In 2007, Tucker was Wisconsin’s first consensus postseason All-American since 1942. And if Kaminsky doesn’t join that short list, something is wrong with the voting process. At this pace, Kaminsky will finish with more steals, assists, blocks and rebounds than Tucker did that season.
The leap Kaminsky made from his sophomore to junior season was exceptional. He led the Badgers in scoring (13.9 points), rebounding (6.3) and blocks (1.7). But his leap as a senior is equally impressive considering the attention he draws from other teams after earning West Region Most Valuable Player honors during Wisconsin’s run to the Final Four and claiming a spot on the AP preseason All-America team this season.
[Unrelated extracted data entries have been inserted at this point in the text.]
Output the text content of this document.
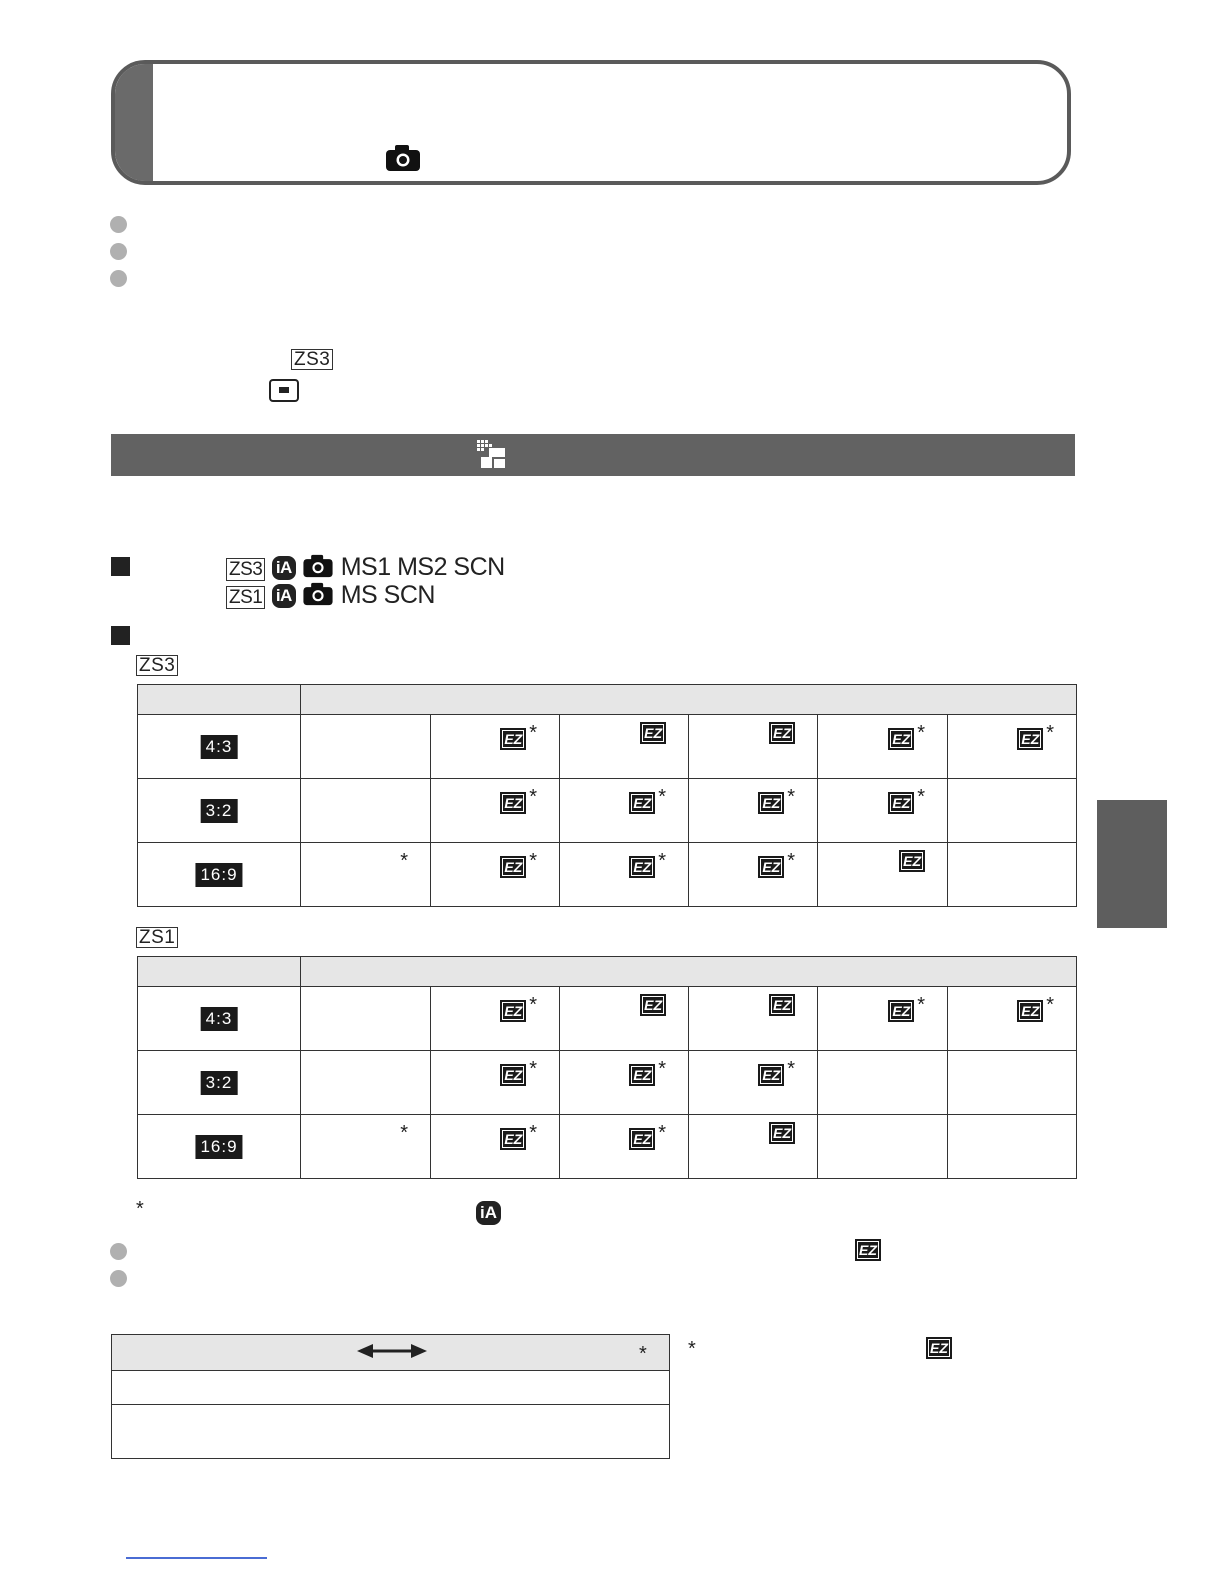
ZS3
ZS3 iA MS1 MS2 SCN
ZS1 iA MS SCN
ZS3

4:3		EZ *	EZ	EZ	EZ *	EZ *

3:2		EZ *	EZ *	EZ *	EZ *	

16:9	*	EZ *	EZ *	EZ *	EZ	

ZS1

4:3		EZ *	EZ	EZ	EZ *	EZ *

3:2		EZ *	EZ *	EZ *		

16:9	*	EZ *	EZ *	EZ		

*	iA
EZ
* *	EZ
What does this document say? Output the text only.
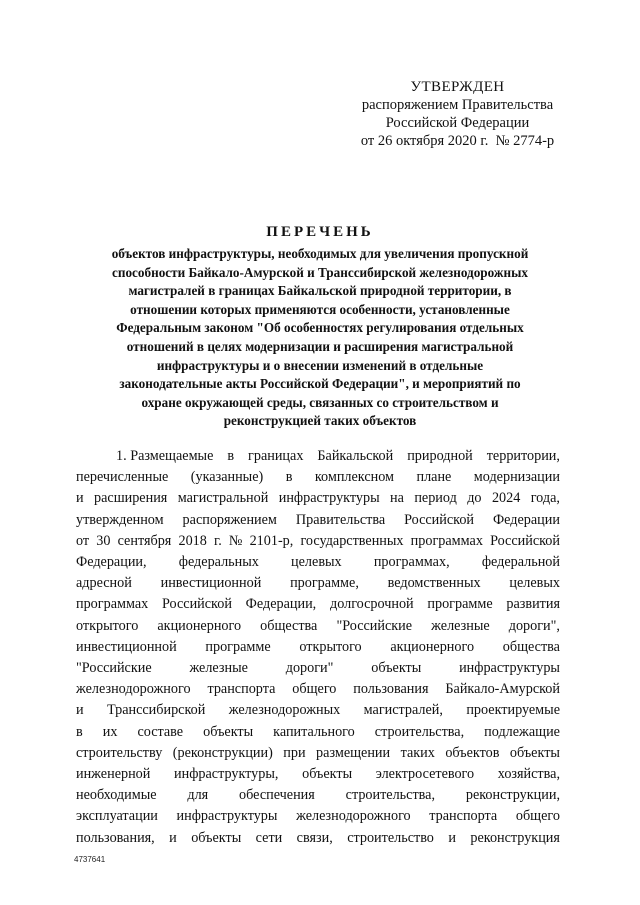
УТВЕРЖДЕН
распоряжением Правительства
Российской Федерации
от 26 октября 2020 г. № 2774-р
ПЕРЕЧЕНЬ
объектов инфраструктуры, необходимых для увеличения пропускной
способности Байкало-Амурской и Транссибирской железнодорожных
магистралей в границах Байкальской природной территории, в
отношении которых применяются особенности, установленные
Федеральным законом "Об особенностях регулирования отдельных
отношений в целях модернизации и расширения магистральной
инфраструктуры и о внесении изменений в отдельные
законодательные акты Российской Федерации", и мероприятий по
охране окружающей среды, связанных со строительством и
реконструкцией таких объектов
1. Размещаемые в границах Байкальской природной территории,
перечисленные (указанные) в комплексном плане модернизации
и расширения магистральной инфраструктуры на период до 2024 года,
утвержденном распоряжением Правительства Российской Федерации
от 30 сентября 2018 г. № 2101-р, государственных программах Российской
Федерации, федеральных целевых программах, федеральной
адресной инвестиционной программе, ведомственных целевых
программах Российской Федерации, долгосрочной программе развития
открытого акционерного общества "Российские железные дороги",
инвестиционной программе открытого акционерного общества
"Российские	железные	дороги"	объекты	инфраструктуры
железнодорожного транспорта общего пользования Байкало-Амурской
и Транссибирской железнодорожных магистралей, проектируемые
в их составе объекты капитального строительства, подлежащие
строительству (реконструкции) при размещении таких объектов объекты
инженерной инфраструктуры, объекты электросетевого хозяйства,
необходимые для обеспечения строительства, реконструкции,
эксплуатации инфраструктуры железнодорожного транспорта общего
пользования, и объекты сети связи, строительство и реконструкция
4737641
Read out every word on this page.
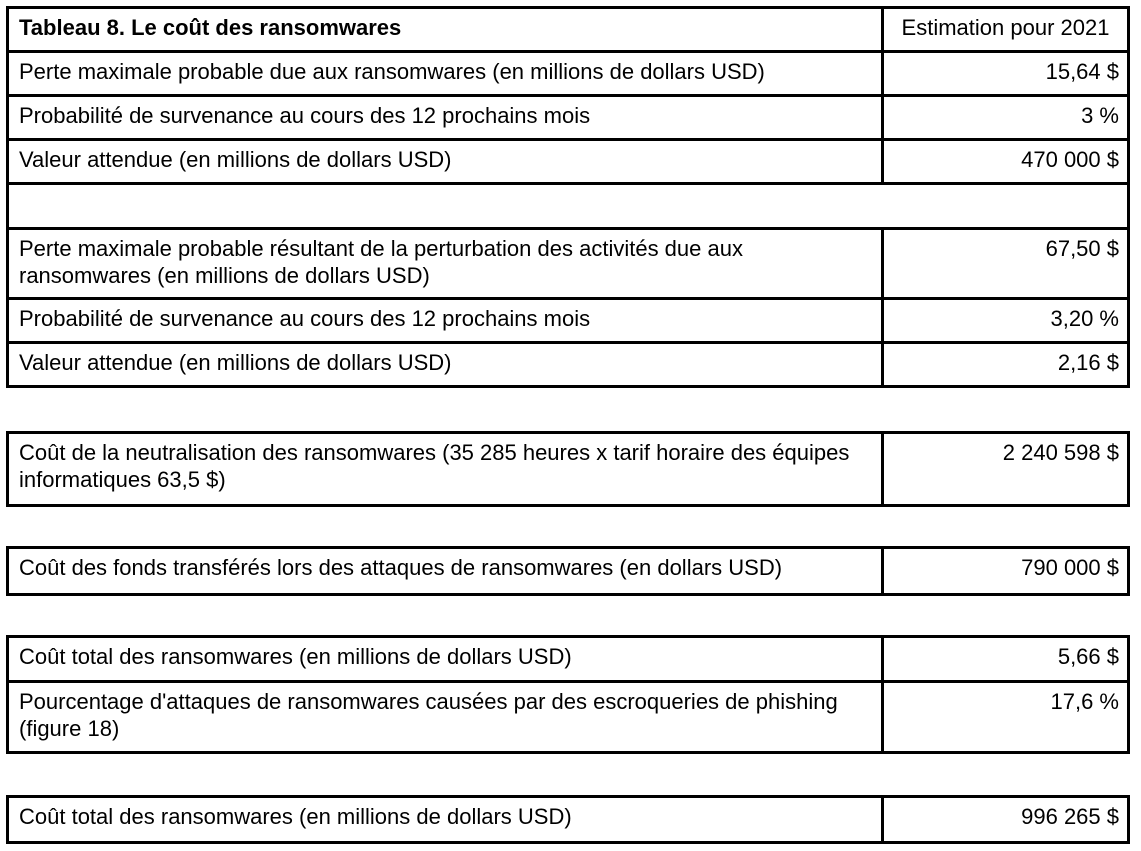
Tableau 8. Le coût des ransomwares	Estimation pour 2021
Perte maximale probable due aux ransomwares (en millions de dollars USD)	15,64 $
Probabilité de survenance au cours des 12 prochains mois	3 %
Valeur attendue (en millions de dollars USD)	470 000 $

Perte maximale probable résultant de la perturbation des activités due aux ransomwares (en millions de dollars USD)	67,50 $
Probabilité de survenance au cours des 12 prochains mois	3,20 %
Valeur attendue (en millions de dollars USD)	2,16 $
Coût de la neutralisation des ransomwares (35 285 heures x tarif horaire des équipes informatiques 63,5 $)	2 240 598 $
Coût des fonds transférés lors des attaques de ransomwares (en dollars USD)	790 000 $
Coût total des ransomwares (en millions de dollars USD)	5,66 $
Pourcentage d'attaques de ransomwares causées par des escroqueries de phishing (figure 18)	17,6 %
Coût total des ransomwares (en millions de dollars USD)	996 265 $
Yes, this year’s Wisconsin team has more talent than most Badgers units of years past, which — some could argue — diminish Kaminsky’s worth relative to former players. UW (18-2) is ranked fifth nationally, is a favorite to win the Big Ten and very well may earn the program’s first No. 1 NCAA tournament seed. But just ask Ryan about the importance of Kaminsky, who missed one game with concussion-like symptoms two weeks ago — a game Wisconsin stunningly lost 67-62 to lowly Rutgers.
"He’s been marked and with all the different scouting tools that we have with Synergy and everything else, they know each player pretty well," Ryan said Monday. "So for him to be able to still improve on his numbers from last year obviously is no longer a surprise. He’s been very impressive this year. All you’ve got to do is look at a game where he might not have been on the court if you can think of any to know how valuable he is."
How valuable is Kaminsky? Statistics indicate as valuable, or more, than perhaps any player in Wisconsin history. So appreciate him for what he’s achieving. Ryan certainly is. Because these seasons rarely, if ever, come along.